In the event the company inadvertently enters into a related party transaction that requires, but has not received, pre-approval under the policy, the transaction will be presented to the Committee for review and ratification promptly upon discovery. In such event, the Committee will consider whether such transaction should be rescinded or modified and whether any changes in the companys controls and procedures or other actions are needed.
In November 2007, the company, acting through the Celera group, established a collaboration with Societe de Conseils, de Recherche et dApplications Scientifiques SAS, a wholly owned subsidiary of Ipsen SA, to develop biomarker and pharmacogenomic tests for patients with growth failure. We were eligible to earn milestone payments of up to $1 million in each of the first and second years of the collaboration, and as yet undetermined amounts in the event that Ipsen asks us to develop and manufacture reagents for use by Ipsen in clinical trials of an Ipsen product. We received $650,000 under this agreement during fiscal 2008. The agreement was assigned to Celera Corporation in connection with the separation of the Celera group into an independent publicly-traded company.

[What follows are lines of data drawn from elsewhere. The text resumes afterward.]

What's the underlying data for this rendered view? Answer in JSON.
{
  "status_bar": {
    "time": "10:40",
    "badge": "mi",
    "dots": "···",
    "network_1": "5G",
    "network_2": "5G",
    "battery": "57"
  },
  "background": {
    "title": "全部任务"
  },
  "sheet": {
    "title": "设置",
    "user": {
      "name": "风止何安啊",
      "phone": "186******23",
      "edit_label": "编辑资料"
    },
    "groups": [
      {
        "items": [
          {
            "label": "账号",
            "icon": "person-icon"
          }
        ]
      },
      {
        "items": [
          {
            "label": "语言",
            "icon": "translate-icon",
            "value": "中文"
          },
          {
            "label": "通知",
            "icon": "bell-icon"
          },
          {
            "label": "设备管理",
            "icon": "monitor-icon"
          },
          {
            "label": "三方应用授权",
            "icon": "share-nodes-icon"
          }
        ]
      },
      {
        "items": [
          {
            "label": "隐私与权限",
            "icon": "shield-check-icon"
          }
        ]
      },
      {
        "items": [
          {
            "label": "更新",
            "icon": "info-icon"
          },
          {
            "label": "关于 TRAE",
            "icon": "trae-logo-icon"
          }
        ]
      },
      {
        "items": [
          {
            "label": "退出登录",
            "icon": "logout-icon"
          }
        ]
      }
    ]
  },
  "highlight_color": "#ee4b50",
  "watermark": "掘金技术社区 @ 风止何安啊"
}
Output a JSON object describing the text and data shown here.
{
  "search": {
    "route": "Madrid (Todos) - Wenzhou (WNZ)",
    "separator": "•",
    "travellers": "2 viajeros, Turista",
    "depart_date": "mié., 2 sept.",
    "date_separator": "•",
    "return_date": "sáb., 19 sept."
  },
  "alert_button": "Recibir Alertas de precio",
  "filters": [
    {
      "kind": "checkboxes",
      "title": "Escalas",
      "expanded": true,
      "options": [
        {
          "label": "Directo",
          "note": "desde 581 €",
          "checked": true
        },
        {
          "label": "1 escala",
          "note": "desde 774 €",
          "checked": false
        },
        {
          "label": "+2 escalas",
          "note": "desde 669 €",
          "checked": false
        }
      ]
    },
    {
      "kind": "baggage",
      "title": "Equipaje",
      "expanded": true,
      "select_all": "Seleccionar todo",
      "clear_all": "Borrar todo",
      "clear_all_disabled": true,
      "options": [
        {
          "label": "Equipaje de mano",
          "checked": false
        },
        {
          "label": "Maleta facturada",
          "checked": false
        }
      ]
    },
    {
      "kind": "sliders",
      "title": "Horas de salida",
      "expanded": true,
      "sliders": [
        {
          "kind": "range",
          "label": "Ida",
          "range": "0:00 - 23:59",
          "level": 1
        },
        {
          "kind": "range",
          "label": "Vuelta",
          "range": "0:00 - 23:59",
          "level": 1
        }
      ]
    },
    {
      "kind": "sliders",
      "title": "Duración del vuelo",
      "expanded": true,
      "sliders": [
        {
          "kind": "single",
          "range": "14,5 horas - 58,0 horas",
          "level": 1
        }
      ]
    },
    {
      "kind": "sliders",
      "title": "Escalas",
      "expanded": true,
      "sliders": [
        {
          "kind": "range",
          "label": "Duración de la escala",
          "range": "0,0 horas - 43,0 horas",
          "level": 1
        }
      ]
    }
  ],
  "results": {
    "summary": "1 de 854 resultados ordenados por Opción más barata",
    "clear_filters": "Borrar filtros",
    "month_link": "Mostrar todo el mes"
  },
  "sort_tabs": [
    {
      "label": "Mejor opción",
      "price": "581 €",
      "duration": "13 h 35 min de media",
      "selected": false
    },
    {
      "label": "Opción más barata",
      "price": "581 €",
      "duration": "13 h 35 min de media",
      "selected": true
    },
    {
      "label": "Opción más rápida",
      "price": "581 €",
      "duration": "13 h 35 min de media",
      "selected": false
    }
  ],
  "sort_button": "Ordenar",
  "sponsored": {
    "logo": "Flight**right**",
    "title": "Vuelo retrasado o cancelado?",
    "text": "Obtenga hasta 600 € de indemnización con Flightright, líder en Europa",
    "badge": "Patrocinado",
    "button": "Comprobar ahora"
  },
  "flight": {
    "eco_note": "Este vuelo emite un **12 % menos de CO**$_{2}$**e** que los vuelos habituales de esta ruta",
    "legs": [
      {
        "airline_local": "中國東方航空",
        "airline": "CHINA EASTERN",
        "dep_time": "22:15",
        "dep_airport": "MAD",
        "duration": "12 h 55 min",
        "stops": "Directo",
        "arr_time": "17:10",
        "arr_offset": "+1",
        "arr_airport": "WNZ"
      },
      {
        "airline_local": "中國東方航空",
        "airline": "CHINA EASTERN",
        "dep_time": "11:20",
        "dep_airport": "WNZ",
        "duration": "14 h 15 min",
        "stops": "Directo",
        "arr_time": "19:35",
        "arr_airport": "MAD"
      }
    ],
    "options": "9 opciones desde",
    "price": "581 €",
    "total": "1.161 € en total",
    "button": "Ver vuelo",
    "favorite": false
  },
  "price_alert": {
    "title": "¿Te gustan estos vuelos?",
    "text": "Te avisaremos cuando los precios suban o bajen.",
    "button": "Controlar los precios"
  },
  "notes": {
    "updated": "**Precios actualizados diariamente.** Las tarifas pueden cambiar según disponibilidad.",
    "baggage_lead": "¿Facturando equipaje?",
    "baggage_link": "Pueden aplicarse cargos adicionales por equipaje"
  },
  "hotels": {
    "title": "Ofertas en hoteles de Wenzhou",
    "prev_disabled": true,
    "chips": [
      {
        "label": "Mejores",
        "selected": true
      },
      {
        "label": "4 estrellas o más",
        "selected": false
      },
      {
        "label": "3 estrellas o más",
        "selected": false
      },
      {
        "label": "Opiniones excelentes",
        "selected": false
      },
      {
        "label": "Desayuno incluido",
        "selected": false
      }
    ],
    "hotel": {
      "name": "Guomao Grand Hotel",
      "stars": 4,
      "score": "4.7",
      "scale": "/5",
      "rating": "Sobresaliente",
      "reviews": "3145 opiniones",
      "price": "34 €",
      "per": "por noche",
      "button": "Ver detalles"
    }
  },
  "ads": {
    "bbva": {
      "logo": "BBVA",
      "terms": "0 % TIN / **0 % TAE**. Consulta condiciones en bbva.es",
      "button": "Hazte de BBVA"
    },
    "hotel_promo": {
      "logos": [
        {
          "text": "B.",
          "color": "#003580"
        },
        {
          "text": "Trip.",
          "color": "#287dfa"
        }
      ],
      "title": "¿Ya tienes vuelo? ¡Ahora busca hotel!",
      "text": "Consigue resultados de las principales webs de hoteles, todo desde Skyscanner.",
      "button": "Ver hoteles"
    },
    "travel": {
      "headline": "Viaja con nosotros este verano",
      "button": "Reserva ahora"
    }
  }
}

Jean-Luc Bélingard, who resigned from our Board in connection with the Celera separation, is Chairman and Chief Executive Officer of Ipsen. This transaction was reviewed by the Board prior to the adoption of the Related Party Transaction Policy.
Mr. Whites brother-in-law is employed as a district field service manager for the Applied Biosystems group and was paid a total of approximately $122,900 in fiscal 2008. In addition, Mr. Tobins son-in-law is employed as a manager for the Celera group and was paid a total of approximately $135,600 in fiscal 2008. Amounts paid to these employees were comparable to compensation paid to other employees performing similar job functions. The employment of these individuals was not reviewed under the Related Party Transaction Policy as they were hired before adoption of the policy.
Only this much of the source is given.